HenrikBengtsson / doFuture

:rocket: R package: doFuture - Use Foreach to Parallelize via Future Framework
https://doFuture.futureverse.org
84 stars 6 forks source link

Adverb to make other foreach-based functions futurized #15

Closed richierocks closed 5 years ago

richierocks commented 6 years ago

Suppose you have a function that uses foreach.

foreach_rnorm <- function(n, mu, sigma) {
  registerDoFuture()
  plan(multiprocess)
  foreach(i = seq_len(n), .export = c("mu", "sigma")) %dopar% {
    rnorm(i, mean = mu, sd = sigma)
  }
}

This forces the user to use the multiprocess strategy. It would be nice if the function let the user pass the strategy to plan(). The proper logic is likely to be even more complicated than this but this hopefully communicates the idea.

foreach_rnorm2 <- function(n, mu, sigma, plan_strategy = c("sequential", "transparent", "multisession", "multicore", "cluster", "remote"), n_workers = 1) {
  plan_strategy <- match.arg(plan_strategy)
  registerDoFuture()
  if(plan_strategy == "cluster") {
  cl <- makeCluster(n_workers)
    plan(plan_strategy, substitute = FALSE, workers = cl)
  } else {
    plan(plan_strategy, substitute = FALSE)
  }
  plan(plan_strategy, substitute = FALSE, workers = cl)
  foreach(i = seq_len(n), .export = c("mu", "sigma")) %dopar% {
    rnorm(i, mean = mu, sd = sigma)
  }
}

The big problem with foreach_rnorm2() is that now there is a lot of future boilerplate code mixed in with the function logic. Ideally this would be separated out. I think that an adverb, similar to purrr::safely(), is the cleanest option. That is, you want the user to be able to write

new_fn <- futurize(fn)

Or in this specific case

futurized_foreach <- futurize(
  foreach_rnorm <- function(n, mu, sigma) {
    foreach(i = seq_len(n), .export = c("mu", "sigma")) %dopar% {
      rnorm(i, mean = mu, sd = sigma)
    }
  }
)

I think the implementation is a more complex version of

futurize <- function(.f) {
  .f <- purrr::as_mapper(.f)
  function(..., plan_strategy = c("sequential", "transparent", "multisession", "multicore", "cluster", "remote"), n_workers = 1) {
    plan_strategy <- match.arg(plan_strategy)
    registerDoFuture()
    if(plan_strategy == "cluster") {
      cl <- makeCluster(n_workers)
      plan(plan_strategy, substitute = FALSE, workers = cl)
    } else {
      plan(plan_strategy, substitute = FALSE)
    }
    .f(...)
  }
}

Does this sound like something worth pursuing?

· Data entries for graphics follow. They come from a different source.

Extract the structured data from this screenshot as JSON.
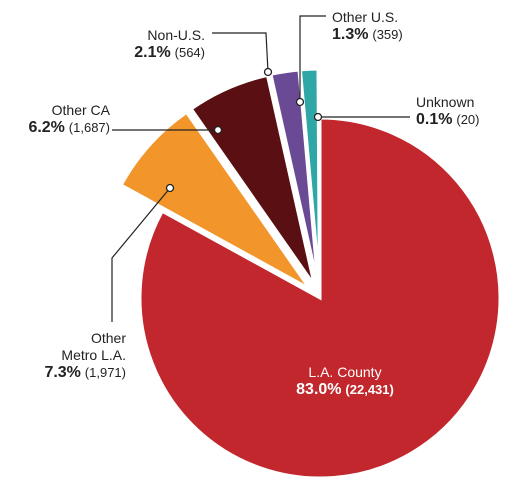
{
  "chart_data": {
    "type": "pie",
    "categories": [
      "L.A. County",
      "Other Metro L.A.",
      "Other CA",
      "Non-U.S.",
      "Other U.S.",
      "Unknown"
    ],
    "values": [
      83.0,
      7.3,
      6.2,
      2.1,
      1.3,
      0.1
    ],
    "value_labels": [
      "83.0%",
      "7.3%",
      "6.2%",
      "2.1%",
      "1.3%",
      "0.1%"
    ],
    "counts": [
      22431,
      1971,
      1687,
      564,
      359,
      20
    ],
    "count_labels": [
      "(22,431)",
      "(1,971)",
      "(1,687)",
      "(564)",
      "(359)",
      "(20)"
    ],
    "colors": [
      "#c1272d",
      "#f2962b",
      "#5a1012",
      "#6b4a95",
      "#2fa7a6",
      "#a9c63c"
    ]
  }
}
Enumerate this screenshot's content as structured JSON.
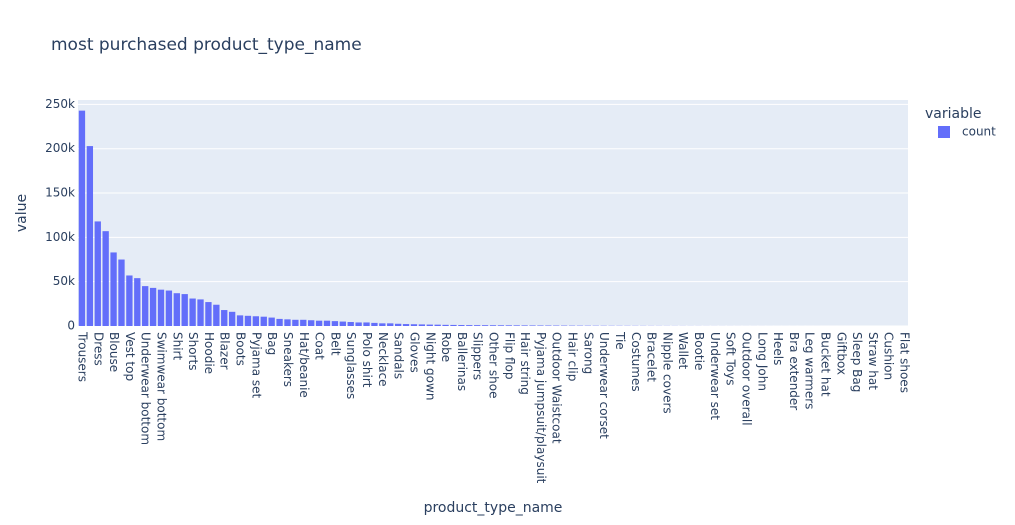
{
  "chart_data": {
    "type": "bar",
    "title": "most purchased product_type_name",
    "x_label": "product_type_name",
    "y_label": "value",
    "legend_title": "variable",
    "legend_position": "right",
    "grid": true,
    "categories": [
      "Trousers",
      null,
      "Dress",
      null,
      "Blouse",
      null,
      "Vest top",
      null,
      "Underwear bottom",
      null,
      "Swimwear bottom",
      null,
      "Shirt",
      null,
      "Shorts",
      null,
      "Hoodie",
      null,
      "Blazer",
      null,
      "Boots",
      null,
      "Pyjama set",
      null,
      "Bag",
      null,
      "Sneakers",
      null,
      "Hat/beanie",
      null,
      "Coat",
      null,
      "Belt",
      null,
      "Sunglasses",
      null,
      "Polo shirt",
      null,
      "Necklace",
      null,
      "Sandals",
      null,
      "Gloves",
      null,
      "Night gown",
      null,
      "Robe",
      null,
      "Ballerinas",
      null,
      "Slippers",
      null,
      "Other shoe",
      null,
      "Flip flop",
      null,
      "Hair string",
      null,
      "Pyjama jumpsuit/playsuit",
      null,
      "Outdoor Waistcoat",
      null,
      "Hair clip",
      null,
      "Sarong",
      null,
      "Underwear corset",
      null,
      "Tie",
      null,
      "Costumes",
      null,
      "Bracelet",
      null,
      "Nipple covers",
      null,
      "Wallet",
      null,
      "Bootie",
      null,
      "Underwear set",
      null,
      "Soft Toys",
      null,
      "Outdoor overall",
      null,
      "Long John",
      null,
      "Heels",
      null,
      "Bra extender",
      null,
      "Leg warmers",
      null,
      "Bucket hat",
      null,
      "Giftbox",
      null,
      "Sleep Bag",
      null,
      "Straw hat",
      null,
      "Cushion",
      null,
      "Flat shoes"
    ],
    "series": [
      {
        "name": "count",
        "color": "#636efa",
        "values": [
          243000,
          203000,
          118000,
          107000,
          83000,
          75000,
          57000,
          54000,
          45000,
          43000,
          41000,
          40000,
          37000,
          36000,
          31000,
          30000,
          27000,
          24000,
          18000,
          16000,
          12000,
          11500,
          11000,
          10500,
          9500,
          8000,
          7500,
          7000,
          7000,
          6500,
          6000,
          6000,
          5500,
          5000,
          4500,
          4000,
          4000,
          3500,
          3000,
          3000,
          2500,
          2200,
          2000,
          1800,
          1600,
          1500,
          1300,
          1200,
          1100,
          1000,
          950,
          900,
          850,
          800,
          750,
          700,
          650,
          600,
          560,
          520,
          480,
          440,
          400,
          370,
          340,
          310,
          280,
          250,
          230,
          210,
          190,
          170,
          150,
          130,
          115,
          100,
          90,
          80,
          70,
          60,
          50,
          45,
          40,
          35,
          30,
          27,
          24,
          21,
          18,
          15,
          13,
          11,
          9,
          8,
          7,
          6,
          5,
          4,
          3,
          3,
          2,
          2,
          1,
          1,
          1
        ]
      }
    ],
    "ylim": [
      0,
      255000
    ],
    "yticks": [
      0,
      {
        "value": 50000,
        "label": "50k"
      },
      {
        "value": 100000,
        "label": "100k"
      },
      {
        "value": 150000,
        "label": "150k"
      },
      {
        "value": 200000,
        "label": "200k"
      },
      {
        "value": 250000,
        "label": "250k"
      }
    ]
  }
}
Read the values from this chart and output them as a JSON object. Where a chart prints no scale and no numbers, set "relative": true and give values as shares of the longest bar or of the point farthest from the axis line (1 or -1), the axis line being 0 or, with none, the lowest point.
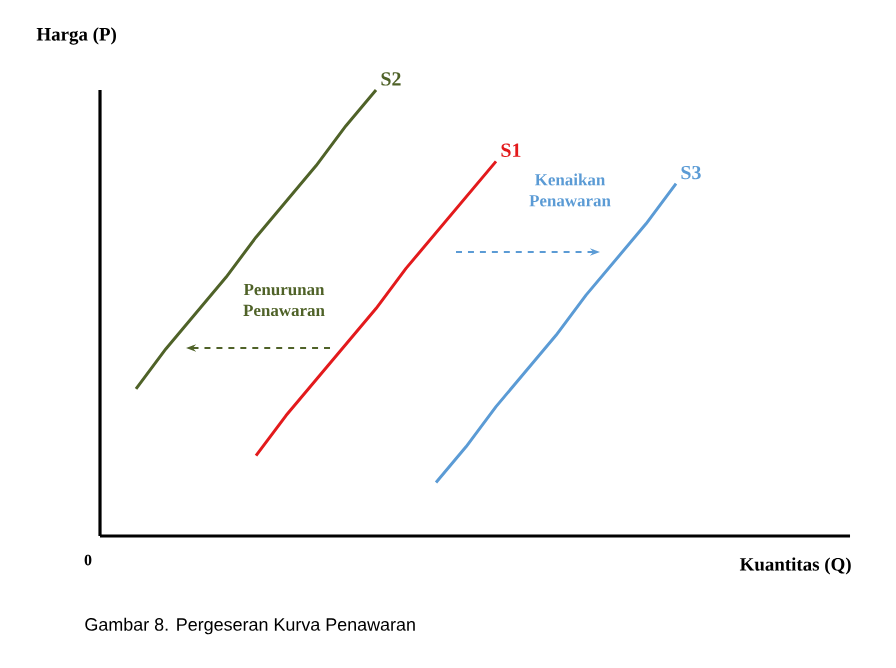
{
  "chart_data": {
    "type": "line",
    "relative": true,
    "ylabel": "Harga (P)",
    "xlabel": "Kuantitas (Q)",
    "marker": "none",
    "line_style": "solid",
    "categories": [
      null,
      null,
      null,
      null,
      null,
      null,
      null,
      null,
      null,
      null,
      null,
      null,
      null,
      null,
      null,
      null,
      null,
      null,
      null,
      null,
      null,
      null,
      null,
      null
    ],
    "series": [
      {
        "name": "S2",
        "color": "#4f6228",
        "values": [
          0.33,
          0.42,
          0.5,
          0.58,
          0.67,
          0.75,
          0.83,
          0.92,
          1.0,
          null,
          null,
          null,
          null,
          null,
          null,
          null,
          null,
          null,
          null,
          null,
          null,
          null,
          null,
          null
        ]
      },
      {
        "name": "S1",
        "color": "#e31a1c",
        "values": [
          null,
          null,
          null,
          null,
          0.18,
          0.27,
          0.35,
          0.43,
          0.51,
          0.6,
          0.68,
          0.76,
          0.84,
          null,
          null,
          null,
          null,
          null,
          null,
          null,
          null,
          null,
          null,
          null
        ]
      },
      {
        "name": "S3",
        "color": "#5b9bd5",
        "values": [
          null,
          null,
          null,
          null,
          null,
          null,
          null,
          null,
          null,
          null,
          0.12,
          0.2,
          0.29,
          0.37,
          0.45,
          0.54,
          0.62,
          0.7,
          0.79,
          null,
          null,
          null,
          null,
          null
        ]
      }
    ],
    "annotations": [
      "Penurunan Penawaran",
      "Kenaikan Penawaran",
      "0",
      "Gambar 8.     Pergeseran Kurva Penawaran"
    ]
  }
}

HenrikBengtsson commented 6 years ago

The philosophy of the future package/Future API is that as a developer you cannot make any assumptions on what type of computational resources the end user will have access to. Because of this, it should be up to the end user to control the future strategy. This basically also means one shouldn't limit what type of futures can be used by hard coding it into, say, a package. Who know, there might be a new amazing future backend showing up years from now and then it's a petty if it cannot be used.

With all that said, is there a reason why you don't want to use?

# End user controls this
registerDoFuture()
plan(multiprocess)

# Developer controls this
foreach_rnorm <- function(n, mu, sigma) {
  foreach(i = seq_len(n), .export = c("mu", "sigma")) %dopar% {
    rnorm(i, mean = mu, sd = sigma)
  }
}

There might be valid reason for incorporating plan() calls internally in the code, but avoiding it should be the goal. From my experience, this is often possible to do. Also, if setting plan() internally, it's important to undo any such changes because the code must also work if already called by other code than might already be running in parallel and/or rely on the future framework.

HenrikBengtsson commented 5 years ago

I'm closing this one because I don't think it belongs here in doFuture. It might fight over at the future package - please reopen there if you want.